Com efeito, dos factos provados acima descritos sob os números 5, 6 e 7 consta que os montantes mensais e anuais da renda acordada no mesmo arrendamento foram, respectivamente, de 60.000$00 e de 720.000$00.
Também resulta provado que a recorrente apenas depositou a título de pagamento da renda em causa, na conta da autora e mensalmente a importância de 5.000$00.
Logo se vê que a presente pretensão da recorrente tem de improceder.
b) Nesta segunda pretensão da recorrente esta defende que o documento de fls. 9 e 10 faz prova plena do facto pretendido na questão anterior, ou seja, de que a renda acordada foi de apenas 5.000$00 por mês e de 60.000$00 por ano.
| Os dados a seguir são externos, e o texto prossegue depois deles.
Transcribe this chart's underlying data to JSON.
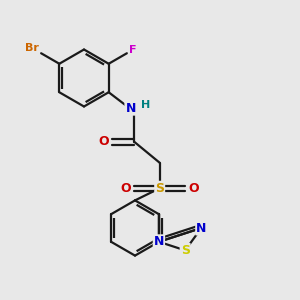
{
  "background_color": "#e8e8e8",
  "bond_color": "#1a1a1a",
  "atom_colors": {
    "Br": "#cc6600",
    "F": "#cc00cc",
    "N": "#0000cc",
    "O": "#cc0000",
    "S_sulfonyl": "#cc9900",
    "S_thiadiazole": "#cccc00",
    "H": "#008080",
    "C": "#1a1a1a"
  },
  "figsize": [
    3.0,
    3.0
  ],
  "dpi": 100
}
Também aqui e como bem apontou o acórdão recorrido carece a recorrente de razão.
Com efeito, o documento em causa constitui uma fotocópia simples de contrato escrito de arrendamento com assinaturas das partes: da autora primitiva como senhoria e da ré como arrendatária, sem qualquer reconhecimento notarial ou outro das mesmas, e sem qualquer intervenção de autoridade oficial.
Trata-se, assim, de um documento particular que, porém, foi reconhecido pelas partes como tendo sido assinado por ambas.
Daí que, nos termos dos arts. 373º, 374º e 376º do Cód. Civil, deve o seu conteúdo fazer prova plena contra a parte que o tenha assinado, desde que tal conteúdo lhe seja desfavorável.
Porém, o nº 1 do citado art. 376º prevê uma excepção a essa força probatória plena no caso de ser arguida e provada a falsidade do documento.
Tendo a autora desde a sua petição inicial com que apresentou aquele documento alegado a falsificação dos montantes das rendas estipuladas, falsificação essa atribuída à ré, provou tal adulteração pela ré nos presentes autos, tal como já havia sido provado na anterior acção interposta pela mãe da primitiva autora – e de que esta foi sucessora habilitada naquela, por morte da mesma ali autora – acção essa proposta contra a mesma ré, tal como consta dos documentos juntos aos autos não impugnados pela ré.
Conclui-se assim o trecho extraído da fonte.